Die Produktionsprognosen für den Vision Pro-Helm wurden nach unten korrigiert. Aufgrund seines komplexen Designs wäre die Produktion schwierig und wir müssen noch länger auf die erschwingliche Version warten
Aufgrund unvorhergesehener Umstände wäre Apple gezwungen, weniger Vision Pro-Headsets zu produzieren als geplant. Darauf deutet jedenfalls ein von der Financial Times veröffentlichter Artikel hin. Unter Berufung auf mit der Angelegenheit vertraute Quellen erklären die Medien, dass die ersten Prognosen für die ersten 12 Monate von einer Million Einheiten ausgingen.

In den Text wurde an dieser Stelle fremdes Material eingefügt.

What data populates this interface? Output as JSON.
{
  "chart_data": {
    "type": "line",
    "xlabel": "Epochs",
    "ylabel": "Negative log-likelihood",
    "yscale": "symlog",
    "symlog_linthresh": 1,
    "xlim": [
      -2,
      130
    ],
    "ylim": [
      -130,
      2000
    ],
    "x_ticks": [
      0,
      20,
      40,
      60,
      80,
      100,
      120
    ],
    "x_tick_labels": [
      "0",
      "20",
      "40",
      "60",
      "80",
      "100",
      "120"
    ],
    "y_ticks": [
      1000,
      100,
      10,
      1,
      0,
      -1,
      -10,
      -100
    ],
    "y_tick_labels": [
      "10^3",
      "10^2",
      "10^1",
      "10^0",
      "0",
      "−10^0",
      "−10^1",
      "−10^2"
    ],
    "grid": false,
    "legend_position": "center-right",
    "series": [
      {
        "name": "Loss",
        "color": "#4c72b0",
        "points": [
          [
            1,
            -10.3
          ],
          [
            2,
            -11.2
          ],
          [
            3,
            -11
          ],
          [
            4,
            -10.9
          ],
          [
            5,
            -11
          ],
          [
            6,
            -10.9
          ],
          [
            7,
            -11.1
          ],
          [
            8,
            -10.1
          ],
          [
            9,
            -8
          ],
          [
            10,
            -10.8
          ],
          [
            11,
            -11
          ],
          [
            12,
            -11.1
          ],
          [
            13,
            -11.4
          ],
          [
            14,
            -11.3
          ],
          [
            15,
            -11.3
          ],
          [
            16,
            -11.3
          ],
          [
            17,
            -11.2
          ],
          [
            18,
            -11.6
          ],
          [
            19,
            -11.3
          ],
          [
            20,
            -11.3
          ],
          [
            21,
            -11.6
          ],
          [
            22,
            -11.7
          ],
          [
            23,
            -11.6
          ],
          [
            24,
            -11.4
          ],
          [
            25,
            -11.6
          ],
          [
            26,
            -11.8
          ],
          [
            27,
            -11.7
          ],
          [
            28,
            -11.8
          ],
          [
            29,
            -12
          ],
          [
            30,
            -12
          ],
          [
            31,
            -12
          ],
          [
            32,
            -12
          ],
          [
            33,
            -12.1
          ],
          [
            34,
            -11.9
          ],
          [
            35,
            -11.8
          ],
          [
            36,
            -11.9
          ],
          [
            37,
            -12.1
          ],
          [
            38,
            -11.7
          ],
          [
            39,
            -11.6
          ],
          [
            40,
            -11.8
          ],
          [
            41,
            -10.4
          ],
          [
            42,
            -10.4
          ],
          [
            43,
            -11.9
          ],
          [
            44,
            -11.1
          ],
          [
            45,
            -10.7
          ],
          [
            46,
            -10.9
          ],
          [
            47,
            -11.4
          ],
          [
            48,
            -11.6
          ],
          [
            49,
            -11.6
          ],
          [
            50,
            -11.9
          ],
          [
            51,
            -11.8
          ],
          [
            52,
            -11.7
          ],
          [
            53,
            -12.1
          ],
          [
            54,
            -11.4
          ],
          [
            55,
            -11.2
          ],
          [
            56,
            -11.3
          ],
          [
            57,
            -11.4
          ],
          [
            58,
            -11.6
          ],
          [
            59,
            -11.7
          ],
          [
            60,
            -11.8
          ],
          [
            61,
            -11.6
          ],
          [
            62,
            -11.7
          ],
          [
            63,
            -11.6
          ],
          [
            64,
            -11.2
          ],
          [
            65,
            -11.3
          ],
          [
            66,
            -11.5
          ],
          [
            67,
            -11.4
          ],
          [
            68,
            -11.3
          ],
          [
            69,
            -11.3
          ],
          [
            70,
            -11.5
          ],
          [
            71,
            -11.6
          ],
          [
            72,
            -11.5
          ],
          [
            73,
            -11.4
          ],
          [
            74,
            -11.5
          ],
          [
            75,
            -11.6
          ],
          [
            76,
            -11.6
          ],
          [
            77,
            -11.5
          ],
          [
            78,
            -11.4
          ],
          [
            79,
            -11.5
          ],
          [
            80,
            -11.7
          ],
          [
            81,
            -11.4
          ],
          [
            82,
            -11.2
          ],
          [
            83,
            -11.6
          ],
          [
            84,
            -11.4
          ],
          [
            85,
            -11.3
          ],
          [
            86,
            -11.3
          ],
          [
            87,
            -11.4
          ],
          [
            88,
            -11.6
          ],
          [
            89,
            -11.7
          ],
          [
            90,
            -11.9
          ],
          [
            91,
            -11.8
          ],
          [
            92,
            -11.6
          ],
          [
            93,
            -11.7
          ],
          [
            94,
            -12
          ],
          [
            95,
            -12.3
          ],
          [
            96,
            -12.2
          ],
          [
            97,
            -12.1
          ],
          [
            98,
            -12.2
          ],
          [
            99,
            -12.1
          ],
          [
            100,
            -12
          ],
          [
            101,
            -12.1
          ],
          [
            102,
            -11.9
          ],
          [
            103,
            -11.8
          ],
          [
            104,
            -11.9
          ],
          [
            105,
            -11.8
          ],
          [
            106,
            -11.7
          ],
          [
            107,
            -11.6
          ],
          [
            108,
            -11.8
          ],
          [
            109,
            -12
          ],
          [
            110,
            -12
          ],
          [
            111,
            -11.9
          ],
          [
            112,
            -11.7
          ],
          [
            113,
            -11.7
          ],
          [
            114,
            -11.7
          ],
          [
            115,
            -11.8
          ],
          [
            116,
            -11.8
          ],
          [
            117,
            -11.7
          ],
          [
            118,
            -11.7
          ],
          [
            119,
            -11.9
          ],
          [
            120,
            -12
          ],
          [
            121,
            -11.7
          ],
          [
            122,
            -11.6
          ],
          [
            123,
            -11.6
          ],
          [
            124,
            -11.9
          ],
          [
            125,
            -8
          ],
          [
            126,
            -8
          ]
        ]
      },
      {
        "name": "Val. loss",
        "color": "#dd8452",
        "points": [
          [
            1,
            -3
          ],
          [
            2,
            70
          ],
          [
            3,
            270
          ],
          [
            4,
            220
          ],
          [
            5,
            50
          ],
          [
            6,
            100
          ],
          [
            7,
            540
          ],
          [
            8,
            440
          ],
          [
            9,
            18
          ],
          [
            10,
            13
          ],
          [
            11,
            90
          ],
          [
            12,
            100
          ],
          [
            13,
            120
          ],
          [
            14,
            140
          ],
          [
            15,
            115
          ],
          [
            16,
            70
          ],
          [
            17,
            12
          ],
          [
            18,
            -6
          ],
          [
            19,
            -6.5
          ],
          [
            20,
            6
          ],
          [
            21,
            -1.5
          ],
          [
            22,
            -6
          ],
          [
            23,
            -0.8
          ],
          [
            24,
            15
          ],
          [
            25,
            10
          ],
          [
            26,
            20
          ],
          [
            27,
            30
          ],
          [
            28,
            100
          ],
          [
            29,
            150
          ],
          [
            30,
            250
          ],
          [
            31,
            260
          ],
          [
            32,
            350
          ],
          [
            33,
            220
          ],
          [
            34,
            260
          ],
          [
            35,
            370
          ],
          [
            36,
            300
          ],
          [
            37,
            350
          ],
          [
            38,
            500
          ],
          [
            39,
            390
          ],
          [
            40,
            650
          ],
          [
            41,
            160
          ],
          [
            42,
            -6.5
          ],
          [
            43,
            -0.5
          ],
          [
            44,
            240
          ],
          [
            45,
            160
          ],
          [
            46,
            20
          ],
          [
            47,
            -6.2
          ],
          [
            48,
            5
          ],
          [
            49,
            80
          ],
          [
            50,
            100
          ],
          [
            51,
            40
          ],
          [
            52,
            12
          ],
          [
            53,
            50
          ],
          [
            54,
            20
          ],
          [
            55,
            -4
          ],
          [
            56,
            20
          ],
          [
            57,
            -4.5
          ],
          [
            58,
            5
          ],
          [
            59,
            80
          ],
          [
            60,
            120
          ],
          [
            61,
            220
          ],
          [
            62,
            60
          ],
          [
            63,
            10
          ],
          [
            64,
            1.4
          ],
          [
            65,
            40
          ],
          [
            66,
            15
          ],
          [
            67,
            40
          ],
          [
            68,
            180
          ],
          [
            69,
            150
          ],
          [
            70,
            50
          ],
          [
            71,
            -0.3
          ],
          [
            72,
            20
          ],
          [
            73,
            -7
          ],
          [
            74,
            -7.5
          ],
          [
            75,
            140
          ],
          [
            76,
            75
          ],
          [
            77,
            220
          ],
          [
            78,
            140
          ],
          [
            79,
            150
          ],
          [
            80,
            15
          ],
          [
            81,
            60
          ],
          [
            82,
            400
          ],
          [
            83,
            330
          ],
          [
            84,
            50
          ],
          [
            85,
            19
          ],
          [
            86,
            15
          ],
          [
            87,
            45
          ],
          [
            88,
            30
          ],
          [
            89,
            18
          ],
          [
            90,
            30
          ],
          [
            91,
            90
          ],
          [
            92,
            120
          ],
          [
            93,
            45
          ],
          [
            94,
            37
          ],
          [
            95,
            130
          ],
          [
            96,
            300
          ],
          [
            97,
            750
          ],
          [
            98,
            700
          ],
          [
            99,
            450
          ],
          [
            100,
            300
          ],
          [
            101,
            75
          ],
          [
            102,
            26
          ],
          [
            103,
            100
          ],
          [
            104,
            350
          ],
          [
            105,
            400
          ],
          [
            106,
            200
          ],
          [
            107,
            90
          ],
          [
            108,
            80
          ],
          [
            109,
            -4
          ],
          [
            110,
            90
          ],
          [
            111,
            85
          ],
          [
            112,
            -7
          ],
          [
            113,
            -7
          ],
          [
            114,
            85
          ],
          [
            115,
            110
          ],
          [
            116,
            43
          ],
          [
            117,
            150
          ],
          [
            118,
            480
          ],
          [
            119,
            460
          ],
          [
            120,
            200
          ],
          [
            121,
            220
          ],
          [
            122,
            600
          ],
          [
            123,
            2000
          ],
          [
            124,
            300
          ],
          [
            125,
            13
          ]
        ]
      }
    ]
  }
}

Doch nun plant das Unternehmen aus Cupertino, für diesen Zeitraum weniger als 400.000 Einheiten zu produzieren.
Wofür ? Aufgrund der Komplexität seines Designs wäre die Herstellung des Augmented-Reality-Headsets schwierig. Die FT weist darauf hin, dass der Bildschirm eines der kompliziertesten Elemente dieses neuen Apple-Produkts ist. Natürlich sind diese Informationen mit Vorsicht zu genießen, da sie nicht aus offizieller Quelle stammen.
Wenn sie jedoch zutreffen, ist es möglich, dass die Lagerbestände bei der Veröffentlichung des Vision Pro-Helms begrenzter sein werden als erwartet.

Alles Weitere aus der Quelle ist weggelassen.